Former president Mahinda Rajapakse said his administration had planned to relocate the ammunition dump from the built-up area before he was defeated in the January 2015 election.
“My government had plans to relocate this ammunition depot but the new government has failed to execute it,” he said.
Prime Minister Ranil Wickremesinghe visited the devastated area yesterday and promised to rebuild destroyed homes, his office said.
Authorities have yet to establish the cause of the fire which began at sundown Sunday and continued until yesterday morning.
Government spokesman Rajitha Senaratne said the national security council was due to review the blast.
“This is a military matter and they must investigate if this was an accident or sabotage,” said Senaratne.

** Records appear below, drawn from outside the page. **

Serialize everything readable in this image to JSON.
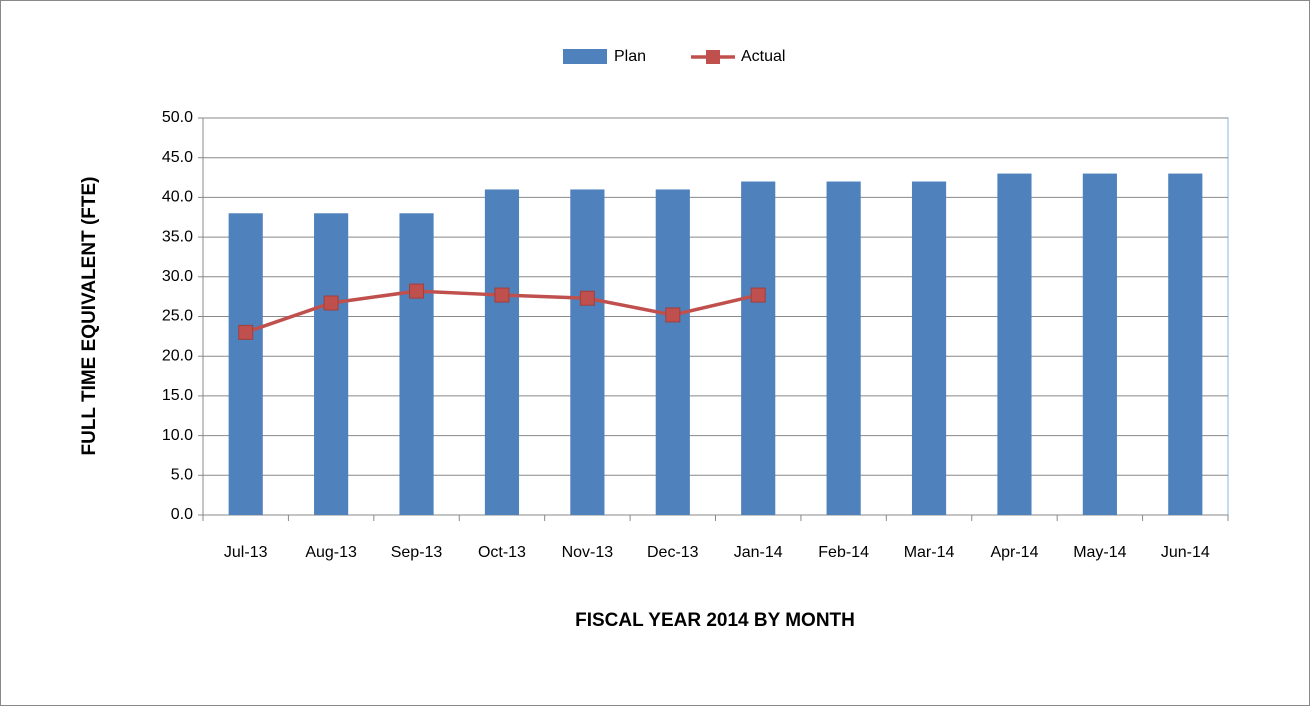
{
  "chart_data": {
    "type": "bar-line",
    "x_label": "FISCAL YEAR 2014 BY MONTH",
    "y_label": "FULL TIME EQUIVALENT (FTE)",
    "categories": [
      "Jul-13",
      "Aug-13",
      "Sep-13",
      "Oct-13",
      "Nov-13",
      "Dec-13",
      "Jan-14",
      "Feb-14",
      "Mar-14",
      "Apr-14",
      "May-14",
      "Jun-14"
    ],
    "series": [
      {
        "name": "Plan",
        "type": "bar",
        "color": "#4f81bd",
        "values": [
          38,
          38,
          38,
          41,
          41,
          41,
          42,
          42,
          42,
          43,
          43,
          43
        ]
      },
      {
        "name": "Actual",
        "type": "line",
        "color": "#c0504d",
        "values": [
          23,
          26.7,
          28.2,
          27.7,
          27.3,
          25.2,
          27.7,
          null,
          null,
          null,
          null,
          null
        ]
      }
    ],
    "ylim": [
      0,
      50
    ],
    "yticks": [
      {
        "value": 0,
        "label": "0.0"
      },
      {
        "value": 5,
        "label": "5.0"
      },
      {
        "value": 10,
        "label": "10.0"
      },
      {
        "value": 15,
        "label": "15.0"
      },
      {
        "value": 20,
        "label": "20.0"
      },
      {
        "value": 25,
        "label": "25.0"
      },
      {
        "value": 30,
        "label": "30.0"
      },
      {
        "value": 35,
        "label": "35.0"
      },
      {
        "value": 40,
        "label": "40.0"
      },
      {
        "value": 45,
        "label": "45.0"
      },
      {
        "value": 50,
        "label": "50.0"
      }
    ],
    "grid": true,
    "legend": "top"
  }
}
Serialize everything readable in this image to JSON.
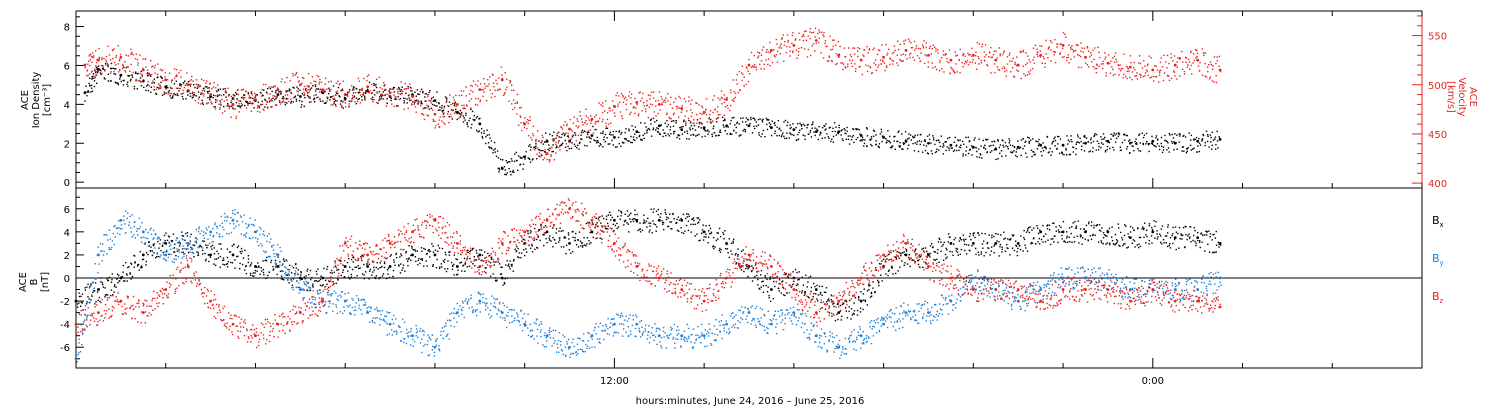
{
  "chart_data": [
    {
      "type": "scatter",
      "panel": "top",
      "ylabel_lines": [
        "ACE",
        "Ion Density",
        "[cm⁻³]"
      ],
      "ylabel_right_lines": [
        "ACE",
        "Velocity",
        "[km/s]"
      ],
      "ylim": [
        -0.3,
        8.8
      ],
      "y_ticks": [
        "0",
        "2",
        "4",
        "6",
        "8"
      ],
      "y_tick_values": [
        0,
        2,
        4,
        6,
        8
      ],
      "ylim_right": [
        395,
        575
      ],
      "y_ticks_right": [
        "400",
        "450",
        "500",
        "550"
      ],
      "y_tick_values_right": [
        400,
        450,
        500,
        550
      ],
      "x_range_hours": [
        0,
        30
      ],
      "grid": false,
      "series": [
        {
          "color": "#000000",
          "axis": "left",
          "points": [
            [
              0.2,
              4.6
            ],
            [
              0.5,
              5.8
            ],
            [
              1.0,
              5.5
            ],
            [
              1.5,
              5.2
            ],
            [
              2.0,
              4.9
            ],
            [
              2.5,
              4.7
            ],
            [
              3.0,
              4.4
            ],
            [
              3.5,
              4.3
            ],
            [
              4.0,
              4.2
            ],
            [
              4.5,
              4.5
            ],
            [
              5.0,
              4.4
            ],
            [
              5.5,
              4.6
            ],
            [
              6.0,
              4.3
            ],
            [
              6.5,
              4.7
            ],
            [
              7.0,
              4.4
            ],
            [
              7.5,
              4.5
            ],
            [
              8.0,
              4.2
            ],
            [
              8.5,
              3.6
            ],
            [
              9.0,
              3.0
            ],
            [
              9.5,
              0.7
            ],
            [
              10.0,
              1.3
            ],
            [
              10.5,
              2.1
            ],
            [
              11.0,
              2.1
            ],
            [
              11.5,
              2.4
            ],
            [
              12.0,
              2.3
            ],
            [
              12.5,
              2.6
            ],
            [
              13.0,
              2.9
            ],
            [
              13.5,
              2.7
            ],
            [
              14.0,
              2.8
            ],
            [
              14.5,
              2.9
            ],
            [
              15.0,
              2.9
            ],
            [
              15.5,
              2.8
            ],
            [
              16.0,
              2.7
            ],
            [
              16.5,
              2.6
            ],
            [
              17.0,
              2.6
            ],
            [
              17.5,
              2.4
            ],
            [
              18.0,
              2.3
            ],
            [
              18.5,
              2.1
            ],
            [
              19.0,
              2.0
            ],
            [
              19.5,
              1.9
            ],
            [
              20.0,
              1.8
            ],
            [
              20.5,
              1.7
            ],
            [
              21.0,
              1.8
            ],
            [
              21.5,
              1.9
            ],
            [
              22.0,
              1.9
            ],
            [
              22.5,
              2.0
            ],
            [
              23.0,
              2.1
            ],
            [
              23.5,
              2.0
            ],
            [
              24.0,
              2.1
            ],
            [
              24.5,
              2.0
            ],
            [
              25.0,
              2.1
            ],
            [
              25.5,
              2.2
            ]
          ]
        },
        {
          "color": "#e8231f",
          "axis": "right",
          "points": [
            [
              0.2,
              520
            ],
            [
              0.5,
              525
            ],
            [
              1.0,
              528
            ],
            [
              1.5,
              515
            ],
            [
              2.0,
              505
            ],
            [
              2.5,
              500
            ],
            [
              3.0,
              490
            ],
            [
              3.5,
              480
            ],
            [
              4.0,
              485
            ],
            [
              4.5,
              495
            ],
            [
              5.0,
              500
            ],
            [
              5.5,
              495
            ],
            [
              6.0,
              490
            ],
            [
              6.5,
              498
            ],
            [
              7.0,
              492
            ],
            [
              7.5,
              488
            ],
            [
              8.0,
              470
            ],
            [
              8.5,
              480
            ],
            [
              9.0,
              495
            ],
            [
              9.5,
              505
            ],
            [
              10.0,
              460
            ],
            [
              10.5,
              430
            ],
            [
              11.0,
              455
            ],
            [
              11.5,
              465
            ],
            [
              12.0,
              478
            ],
            [
              12.5,
              482
            ],
            [
              13.0,
              480
            ],
            [
              13.5,
              476
            ],
            [
              14.0,
              472
            ],
            [
              14.5,
              485
            ],
            [
              15.0,
              520
            ],
            [
              15.5,
              535
            ],
            [
              16.0,
              540
            ],
            [
              16.5,
              545
            ],
            [
              17.0,
              530
            ],
            [
              17.5,
              525
            ],
            [
              18.0,
              528
            ],
            [
              18.5,
              535
            ],
            [
              19.0,
              530
            ],
            [
              19.5,
              525
            ],
            [
              20.0,
              530
            ],
            [
              20.5,
              525
            ],
            [
              21.0,
              520
            ],
            [
              21.5,
              530
            ],
            [
              22.0,
              540
            ],
            [
              22.5,
              528
            ],
            [
              23.0,
              522
            ],
            [
              23.5,
              518
            ],
            [
              24.0,
              515
            ],
            [
              24.5,
              520
            ],
            [
              25.0,
              525
            ],
            [
              25.5,
              515
            ]
          ]
        }
      ]
    },
    {
      "type": "scatter",
      "panel": "bottom",
      "ylabel_lines": [
        "ACE",
        "B",
        "[nT]"
      ],
      "ylim": [
        -7.8,
        7.8
      ],
      "y_ticks": [
        "-6",
        "-4",
        "-2",
        "0",
        "2",
        "4",
        "6"
      ],
      "y_tick_values": [
        -6,
        -4,
        -2,
        0,
        2,
        4,
        6
      ],
      "x_ticks": [
        "12:00",
        "0:00"
      ],
      "x_tick_values": [
        12,
        24
      ],
      "x_range_hours": [
        0,
        30
      ],
      "xlabel": "hours:minutes, June 24, 2016 – June 25, 2016",
      "grid": false,
      "zero_line": true,
      "legend_placement": "right",
      "series": [
        {
          "name": "Bx",
          "name_base": "B",
          "name_sub": "x",
          "color": "#000000",
          "points": [
            [
              0.0,
              -2
            ],
            [
              0.5,
              -1
            ],
            [
              1.0,
              0
            ],
            [
              1.5,
              2
            ],
            [
              2.0,
              3
            ],
            [
              2.5,
              3
            ],
            [
              3.0,
              2
            ],
            [
              3.5,
              2
            ],
            [
              4.0,
              1
            ],
            [
              4.5,
              1
            ],
            [
              5.0,
              0
            ],
            [
              5.5,
              0
            ],
            [
              6.0,
              1
            ],
            [
              6.5,
              1
            ],
            [
              7.0,
              1
            ],
            [
              7.5,
              2
            ],
            [
              8.0,
              2
            ],
            [
              8.5,
              1
            ],
            [
              9.0,
              2
            ],
            [
              9.5,
              0
            ],
            [
              10.0,
              3
            ],
            [
              10.5,
              4
            ],
            [
              11.0,
              3
            ],
            [
              11.5,
              4
            ],
            [
              12.0,
              5
            ],
            [
              12.5,
              5
            ],
            [
              13.0,
              5
            ],
            [
              13.5,
              5
            ],
            [
              14.0,
              4
            ],
            [
              14.5,
              3
            ],
            [
              15.0,
              1
            ],
            [
              15.5,
              -1
            ],
            [
              16.0,
              0
            ],
            [
              16.5,
              -1
            ],
            [
              17.0,
              -3
            ],
            [
              17.5,
              -2
            ],
            [
              18.0,
              1
            ],
            [
              18.5,
              2
            ],
            [
              19.0,
              2
            ],
            [
              19.5,
              3
            ],
            [
              20.0,
              3
            ],
            [
              20.5,
              3
            ],
            [
              21.0,
              3
            ],
            [
              21.5,
              4
            ],
            [
              22.0,
              4
            ],
            [
              22.5,
              4
            ],
            [
              23.0,
              4
            ],
            [
              23.5,
              3.5
            ],
            [
              24.0,
              4
            ],
            [
              24.5,
              3.5
            ],
            [
              25.0,
              3.5
            ],
            [
              25.5,
              3
            ]
          ]
        },
        {
          "name": "By",
          "name_base": "B",
          "name_sub": "y",
          "color": "#1f7fd6",
          "points": [
            [
              0.0,
              -7
            ],
            [
              0.5,
              2
            ],
            [
              1.0,
              5
            ],
            [
              1.5,
              4
            ],
            [
              2.0,
              2
            ],
            [
              2.5,
              3
            ],
            [
              3.0,
              4
            ],
            [
              3.5,
              5
            ],
            [
              4.0,
              4
            ],
            [
              4.5,
              2
            ],
            [
              5.0,
              -1
            ],
            [
              5.5,
              -2
            ],
            [
              6.0,
              -2
            ],
            [
              6.5,
              -3
            ],
            [
              7.0,
              -4
            ],
            [
              7.5,
              -5
            ],
            [
              8.0,
              -6
            ],
            [
              8.5,
              -3
            ],
            [
              9.0,
              -2
            ],
            [
              9.5,
              -3
            ],
            [
              10.0,
              -4
            ],
            [
              10.5,
              -5
            ],
            [
              11.0,
              -6
            ],
            [
              11.5,
              -5
            ],
            [
              12.0,
              -4
            ],
            [
              12.5,
              -4
            ],
            [
              13.0,
              -5
            ],
            [
              13.5,
              -5
            ],
            [
              14.0,
              -5
            ],
            [
              14.5,
              -4
            ],
            [
              15.0,
              -3
            ],
            [
              15.5,
              -4
            ],
            [
              16.0,
              -3
            ],
            [
              16.5,
              -5
            ],
            [
              17.0,
              -6
            ],
            [
              17.5,
              -5
            ],
            [
              18.0,
              -4
            ],
            [
              18.5,
              -3
            ],
            [
              19.0,
              -3
            ],
            [
              19.5,
              -2
            ],
            [
              20.0,
              0
            ],
            [
              20.5,
              -1
            ],
            [
              21.0,
              -2
            ],
            [
              21.5,
              -1
            ],
            [
              22.0,
              0
            ],
            [
              22.5,
              0
            ],
            [
              23.0,
              0
            ],
            [
              23.5,
              -1
            ],
            [
              24.0,
              -1
            ],
            [
              24.5,
              -1
            ],
            [
              25.0,
              -1
            ],
            [
              25.5,
              0
            ]
          ]
        },
        {
          "name": "Bz",
          "name_base": "B",
          "name_sub": "z",
          "color": "#e8231f",
          "points": [
            [
              0.0,
              -4
            ],
            [
              0.5,
              -3
            ],
            [
              1.0,
              -2
            ],
            [
              1.5,
              -3
            ],
            [
              2.0,
              -1
            ],
            [
              2.5,
              1
            ],
            [
              3.0,
              -2
            ],
            [
              3.5,
              -4
            ],
            [
              4.0,
              -5
            ],
            [
              4.5,
              -4
            ],
            [
              5.0,
              -3
            ],
            [
              5.5,
              -2
            ],
            [
              6.0,
              3
            ],
            [
              6.5,
              2
            ],
            [
              7.0,
              3
            ],
            [
              7.5,
              4
            ],
            [
              8.0,
              5
            ],
            [
              8.5,
              3
            ],
            [
              9.0,
              1
            ],
            [
              9.5,
              3
            ],
            [
              10.0,
              4
            ],
            [
              10.5,
              5
            ],
            [
              11.0,
              6
            ],
            [
              11.5,
              5
            ],
            [
              12.0,
              3
            ],
            [
              12.5,
              1
            ],
            [
              13.0,
              0
            ],
            [
              13.5,
              -1
            ],
            [
              14.0,
              -2
            ],
            [
              14.5,
              0
            ],
            [
              15.0,
              2
            ],
            [
              15.5,
              1
            ],
            [
              16.0,
              -1
            ],
            [
              16.5,
              -3
            ],
            [
              17.0,
              -2
            ],
            [
              17.5,
              0
            ],
            [
              18.0,
              2
            ],
            [
              18.5,
              3
            ],
            [
              19.0,
              1
            ],
            [
              19.5,
              0
            ],
            [
              20.0,
              -1
            ],
            [
              20.5,
              -1
            ],
            [
              21.0,
              -1
            ],
            [
              21.5,
              -2
            ],
            [
              22.0,
              -1
            ],
            [
              22.5,
              -1
            ],
            [
              23.0,
              -1
            ],
            [
              23.5,
              -2
            ],
            [
              24.0,
              -1
            ],
            [
              24.5,
              -2
            ],
            [
              25.0,
              -2
            ],
            [
              25.5,
              -2.5
            ]
          ]
        }
      ]
    }
  ]
}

One of the affected villages housed widows and wounded veterans from Sri Lanka’s long civil war, who had to cross a river to safety.
“We took a boat and went across the Kelani river and took shelter at a temple,” said 53-year-old widow Mahilagodage Rohini.
“Most of the houses at our (Swarna Jayanthi) village have been destroyed.”
Wasantha Fernando, 45, said he abandoned his home and ran as thick black smoke filled the area.
“When I got back this morning the entire place was covered in ash,” he said, adding that his walls had cracked and the house was unstable.
Residents of high-rise buildings in Colombo said they could see the fire at the Salawa military complex, about 36km (22 miles) east of the capital.
The camp occupies a former plywood factory that was used to store heavy weaponry and ammunition, including rockets.
Sri Lanka’s decades-long Tamil separatist war ended in May 2009.
It was the second time in three weeks that residents around the capital had been forced to leave their homes.
Last month, around 200,000 residents of Colombo had to flee floods when the Kelani river burst its banks.